El aborto de sabandija abría y cerraba el pico como si emitiera un gorjeo subacuático.
—Vale, le pediré un deseo, a ver si me hace caso.
Paco y la vendedora se despidieron en la puerta de la casa con un apretón de manos. Era solo un “hasta luego” porque en el plazo de una semana, llegaría el robot; y a la semana siguiente de la entrega, volverían a verse para el cursillo. “No te vas a librar de mí así como así”, le aseguró ella.
Mientras se dirigía adonde había aparcado el coche, de un humor excelente, la mujer le dijo al genio de la botella: “Genio, demonio o lo que seas. Ya he vendido lo que tenía que vender. Haz, por favor, que no vuelva a ver a ese pobre hombre tan necesitado de una mujer como yo de unas vacaciones en la playa”.

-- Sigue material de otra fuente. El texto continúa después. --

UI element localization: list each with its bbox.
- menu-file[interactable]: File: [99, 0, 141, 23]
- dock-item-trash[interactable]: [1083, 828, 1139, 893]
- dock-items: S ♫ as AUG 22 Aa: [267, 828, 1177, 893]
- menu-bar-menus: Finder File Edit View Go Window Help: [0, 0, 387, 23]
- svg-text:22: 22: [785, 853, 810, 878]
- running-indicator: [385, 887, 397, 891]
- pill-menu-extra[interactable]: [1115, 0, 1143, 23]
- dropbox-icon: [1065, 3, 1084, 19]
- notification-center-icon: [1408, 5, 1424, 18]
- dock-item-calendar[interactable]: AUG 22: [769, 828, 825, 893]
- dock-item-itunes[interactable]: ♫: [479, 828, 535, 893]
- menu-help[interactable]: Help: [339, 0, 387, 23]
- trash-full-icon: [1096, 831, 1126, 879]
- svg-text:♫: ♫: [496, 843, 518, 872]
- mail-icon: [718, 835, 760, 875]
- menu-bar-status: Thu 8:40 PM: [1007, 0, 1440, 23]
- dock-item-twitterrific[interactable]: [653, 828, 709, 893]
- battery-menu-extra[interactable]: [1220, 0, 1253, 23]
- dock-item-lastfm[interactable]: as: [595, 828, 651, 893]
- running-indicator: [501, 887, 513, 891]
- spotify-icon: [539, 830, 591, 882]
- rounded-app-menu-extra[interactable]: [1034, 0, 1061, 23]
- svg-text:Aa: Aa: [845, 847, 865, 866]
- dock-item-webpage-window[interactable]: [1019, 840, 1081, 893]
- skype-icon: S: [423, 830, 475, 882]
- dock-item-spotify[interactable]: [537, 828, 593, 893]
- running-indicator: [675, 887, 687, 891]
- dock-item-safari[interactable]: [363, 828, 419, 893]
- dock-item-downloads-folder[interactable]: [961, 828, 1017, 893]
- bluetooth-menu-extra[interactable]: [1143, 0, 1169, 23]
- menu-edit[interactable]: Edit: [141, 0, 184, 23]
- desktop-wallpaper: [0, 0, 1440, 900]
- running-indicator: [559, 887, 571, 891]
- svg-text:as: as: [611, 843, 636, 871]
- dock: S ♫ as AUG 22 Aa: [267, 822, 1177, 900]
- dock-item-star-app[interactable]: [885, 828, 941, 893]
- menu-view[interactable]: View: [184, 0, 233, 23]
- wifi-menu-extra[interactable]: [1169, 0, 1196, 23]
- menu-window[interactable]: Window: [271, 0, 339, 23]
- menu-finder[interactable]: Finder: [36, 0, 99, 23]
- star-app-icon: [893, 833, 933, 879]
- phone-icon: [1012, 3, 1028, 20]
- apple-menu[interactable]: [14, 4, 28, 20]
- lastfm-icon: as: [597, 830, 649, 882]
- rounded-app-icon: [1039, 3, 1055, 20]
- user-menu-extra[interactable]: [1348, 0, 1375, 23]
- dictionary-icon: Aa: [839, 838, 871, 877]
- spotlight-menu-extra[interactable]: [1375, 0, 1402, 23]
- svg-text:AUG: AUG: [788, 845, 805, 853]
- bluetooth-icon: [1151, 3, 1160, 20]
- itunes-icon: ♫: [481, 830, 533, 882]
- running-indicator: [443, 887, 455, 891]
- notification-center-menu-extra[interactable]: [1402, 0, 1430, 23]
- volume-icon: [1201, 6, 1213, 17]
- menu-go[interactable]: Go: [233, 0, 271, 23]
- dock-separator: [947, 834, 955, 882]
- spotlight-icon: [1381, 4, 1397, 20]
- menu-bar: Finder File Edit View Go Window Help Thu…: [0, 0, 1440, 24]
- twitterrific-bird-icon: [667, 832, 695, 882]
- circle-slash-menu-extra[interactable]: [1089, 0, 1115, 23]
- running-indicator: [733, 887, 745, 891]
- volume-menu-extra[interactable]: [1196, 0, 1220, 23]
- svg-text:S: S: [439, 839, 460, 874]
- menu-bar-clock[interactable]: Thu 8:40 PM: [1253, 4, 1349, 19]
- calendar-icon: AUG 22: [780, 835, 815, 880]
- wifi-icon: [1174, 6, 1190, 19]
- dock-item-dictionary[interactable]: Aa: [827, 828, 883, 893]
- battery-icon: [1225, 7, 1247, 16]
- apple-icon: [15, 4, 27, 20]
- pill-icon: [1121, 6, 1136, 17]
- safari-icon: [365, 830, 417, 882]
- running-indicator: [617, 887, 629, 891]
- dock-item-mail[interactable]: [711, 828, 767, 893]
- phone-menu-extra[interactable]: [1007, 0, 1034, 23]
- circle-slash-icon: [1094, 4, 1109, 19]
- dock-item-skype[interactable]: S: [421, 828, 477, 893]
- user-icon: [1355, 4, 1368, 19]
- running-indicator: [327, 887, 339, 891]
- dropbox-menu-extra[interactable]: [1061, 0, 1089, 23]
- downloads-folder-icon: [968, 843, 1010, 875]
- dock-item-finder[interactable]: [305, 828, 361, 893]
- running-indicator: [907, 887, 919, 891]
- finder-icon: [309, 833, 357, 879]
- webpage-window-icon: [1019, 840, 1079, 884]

Una semana después, Paco recibió el robot. A la semana siguiente de la entrega, la empresa lo convocó en un hotel de la localidad para asistir a un cursillo de cocina. Al cursillo acudieron media docena de señoras y él. Lo impartió un individuo de pelo grasiento, relamido, que hacía mucha gracia a las mujeres con sus chistes de amas de casa libidinosas. Paco le preguntó si conocía a la vendedora que le había vendido su robot. Claro que la conocía, todo el mundo hablaba de ella en la empresa. En dos semanas había tenido dos golpes de suerte increíbles: primero, la habían ascendido a directora comercial; segundo, había participado en un reality show de venta a domicilio y había ganado un chalet en la Costa del Sol.

 
Allí estaba, tomando el sol en la playa.